INTERNASIONALN|| ONTV.CO.ID — Ketegangan di Timur Tengah semakin memanas setelah Korea Utara menyatakan kesiapan untuk membantu Iran jika Israel melanggar kesepakatan gencatan senjata. Pernyataan ini disampaikan langsung oleh Duta Besar Korea Utara untuk Iran, Han Sung-o, dalam pertemuan diplomatik di Teheran pada Rabu (9/7/2025).
“Kami berdiri bersama rakyat Iran sejak dimulainya agresi Zionis terhadap Iran.
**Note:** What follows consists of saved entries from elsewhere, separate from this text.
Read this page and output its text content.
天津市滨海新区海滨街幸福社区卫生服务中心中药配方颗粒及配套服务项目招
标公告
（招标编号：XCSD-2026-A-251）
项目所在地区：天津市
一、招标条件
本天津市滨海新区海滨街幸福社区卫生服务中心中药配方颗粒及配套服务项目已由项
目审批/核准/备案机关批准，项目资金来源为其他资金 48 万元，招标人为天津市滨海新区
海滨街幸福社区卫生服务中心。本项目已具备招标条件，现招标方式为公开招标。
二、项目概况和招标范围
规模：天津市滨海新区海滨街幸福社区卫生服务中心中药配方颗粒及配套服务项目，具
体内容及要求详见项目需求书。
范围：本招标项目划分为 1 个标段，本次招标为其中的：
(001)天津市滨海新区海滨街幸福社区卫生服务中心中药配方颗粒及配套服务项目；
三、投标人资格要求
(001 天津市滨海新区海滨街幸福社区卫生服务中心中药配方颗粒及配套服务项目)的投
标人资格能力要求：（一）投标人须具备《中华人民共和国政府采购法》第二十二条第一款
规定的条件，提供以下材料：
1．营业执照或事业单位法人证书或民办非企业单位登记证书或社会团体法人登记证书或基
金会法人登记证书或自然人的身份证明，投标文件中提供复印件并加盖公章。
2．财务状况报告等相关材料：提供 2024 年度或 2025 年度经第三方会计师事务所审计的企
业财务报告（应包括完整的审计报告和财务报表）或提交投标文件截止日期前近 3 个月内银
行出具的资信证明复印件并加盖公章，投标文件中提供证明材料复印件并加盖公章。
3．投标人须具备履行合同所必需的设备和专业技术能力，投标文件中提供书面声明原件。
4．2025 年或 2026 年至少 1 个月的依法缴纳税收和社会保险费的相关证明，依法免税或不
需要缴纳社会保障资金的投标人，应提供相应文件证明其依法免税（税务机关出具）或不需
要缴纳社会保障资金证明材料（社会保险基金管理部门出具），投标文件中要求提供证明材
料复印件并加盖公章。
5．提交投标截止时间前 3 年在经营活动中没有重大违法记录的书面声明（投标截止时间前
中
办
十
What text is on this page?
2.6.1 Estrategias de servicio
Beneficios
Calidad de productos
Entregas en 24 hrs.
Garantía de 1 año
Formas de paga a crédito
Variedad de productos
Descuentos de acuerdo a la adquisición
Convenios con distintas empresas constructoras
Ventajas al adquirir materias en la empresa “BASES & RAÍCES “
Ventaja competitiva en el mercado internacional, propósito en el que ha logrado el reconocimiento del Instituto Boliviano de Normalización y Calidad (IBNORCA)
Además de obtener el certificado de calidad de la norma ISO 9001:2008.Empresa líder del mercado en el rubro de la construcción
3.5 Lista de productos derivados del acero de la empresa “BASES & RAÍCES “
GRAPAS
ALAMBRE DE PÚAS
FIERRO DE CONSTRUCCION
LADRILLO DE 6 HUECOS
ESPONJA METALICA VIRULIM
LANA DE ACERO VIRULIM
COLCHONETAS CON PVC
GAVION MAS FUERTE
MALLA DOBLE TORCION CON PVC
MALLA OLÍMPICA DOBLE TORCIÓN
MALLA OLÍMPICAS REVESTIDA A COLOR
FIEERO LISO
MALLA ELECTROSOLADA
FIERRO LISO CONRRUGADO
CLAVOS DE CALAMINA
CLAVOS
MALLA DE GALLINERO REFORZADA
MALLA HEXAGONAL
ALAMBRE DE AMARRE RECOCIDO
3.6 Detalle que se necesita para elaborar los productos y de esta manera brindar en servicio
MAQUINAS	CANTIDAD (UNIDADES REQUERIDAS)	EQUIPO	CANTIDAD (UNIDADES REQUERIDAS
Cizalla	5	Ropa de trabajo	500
Negara Barat tidak bisa dipercaya dan selalu mencari cara untuk melemahkan kedaulatan negara-negara Timur,” tegas Han seperti dikutip dari Republika.
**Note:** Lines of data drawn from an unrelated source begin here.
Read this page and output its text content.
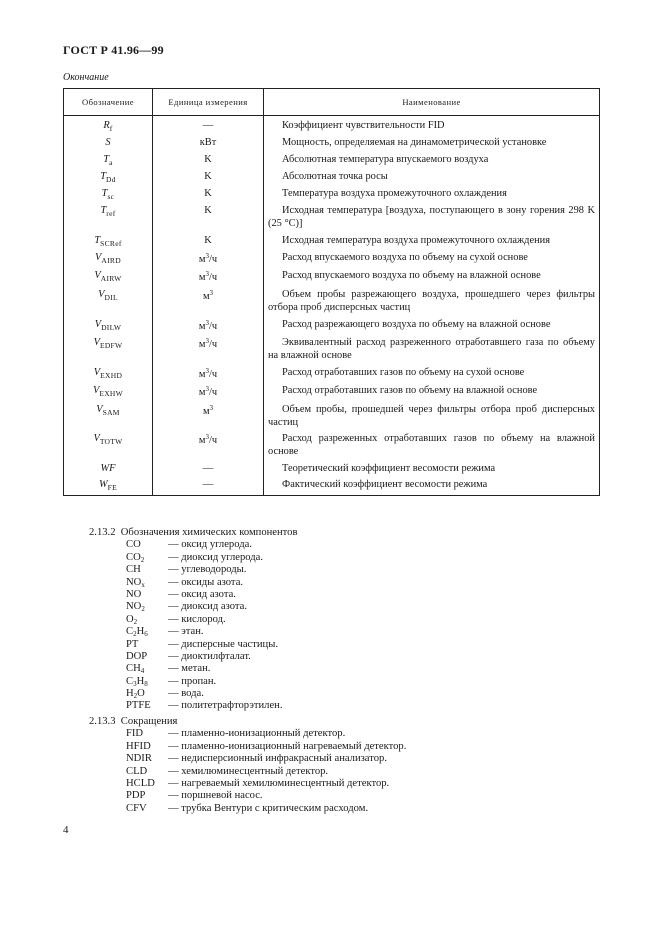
ГОСТ Р 41.96—99
Окончание
Обозначение	Единица измерения	Наименование
$R_f$	—	Коэффициент чувствительности FID
S	кВт	Мощность, определяемая на динамометрической установке
$T_a$	K	Абсолютная температура впускаемого воздуха
$T_{Dd}$	K	Абсолютная точка росы
$T_{sc}$	K	Температура воздуха промежуточного охлаждения
$T_{ref}$	K	Исходная температура [воздуха, поступающего в зону горения 298 K (25 °C)]
$T_{SCRef}$	K	Исходная температура воздуха промежуточного охлаждения
$V_{AIRD}$	$м^3/ч$	Расход впускаемого воздуха по объему на сухой основе
$V_{AIRW}$	$м^3/ч$	Расход впускаемого воздуха по объему на влажной основе
$V_{DIL}$	$м^3$	Объем пробы разрежающего воздуха, прошедшего через фильтры отбора проб дисперсных частиц
$V_{DILW}$	$м^3/ч$	Расход разрежающего воздуха по объему на влажной основе
$V_{EDFW}$	$м^3/ч$	Эквивалентный расход разреженного отработавшего газа по объему на влажной основе
$V_{EXHD}$	$м^3/ч$	Расход отработавших газов по объему на сухой основе
$V_{EXHW}$	$м^3/ч$	Расход отработавших газов по объему на влажной основе
$V_{SAM}$	$м^3$	Объем пробы, прошедшей через фильтры отбора проб дисперсных частиц
$V_{TOTW}$	$м^3/ч$	Расход разреженных отработавших газов по объему на влажной основе
WF	—	Теоретический коэффициент весомости режима
$W_{FE}$	—	Фактический коэффициент весомости режима
2.13.2  Обозначения химических компонентов
CO	— оксид углерода.
CO2	— диоксид углерода.
CH	— углеводороды.
NOx	— оксиды азота.
NO	— оксид азота.
NO2	— диоксид азота.
O2	— кислород.
C2H6	— этан.
PT	— дисперсные частицы.
DOP	— диоктилфталат.
CH4	— метан.
C3H8	— пропан.
H2O	— вода.
PTFE	— политетрафторэтилен.
2.13.3  Сокращения
FID	— пламенно-ионизационный детектор.
HFID	— пламенно-ионизационный нагреваемый детектор.
NDIR	— недисперсионный инфракрасный анализатор.
CLD	— хемилюминесцентный детектор.
HCLD	— нагреваемый хемилюминесцентный детектор.
PDP	— поршневой насос.
CFV	— трубка Вентури с критическим расходом.
4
Front Perlawanan Timur: Iran, Korut, Rusia, dan China
Dalam pertemuan tersebut, Sekjen Partai Koalisi Islam Iran, Mohammad Ali Amani, menyebut kerja sama antara Iran dan Korea Utara sebagai bagian dari Front Perlawanan Timur yang bertujuan melawan dominasi Barat.
“Perlawanan adalah satu-satunya jalan untuk menyelamatkan hak-hak rakyat Iran, Korea, Palestina, dan bangsa lain di kawasan,” ujar Amani.
Ia juga menekankan bahwa koalisi strategis antara Iran, Korea Utara, Rusia, dan China dapat membentuk tatanan dunia baru yang lebih adil dan berdaulat.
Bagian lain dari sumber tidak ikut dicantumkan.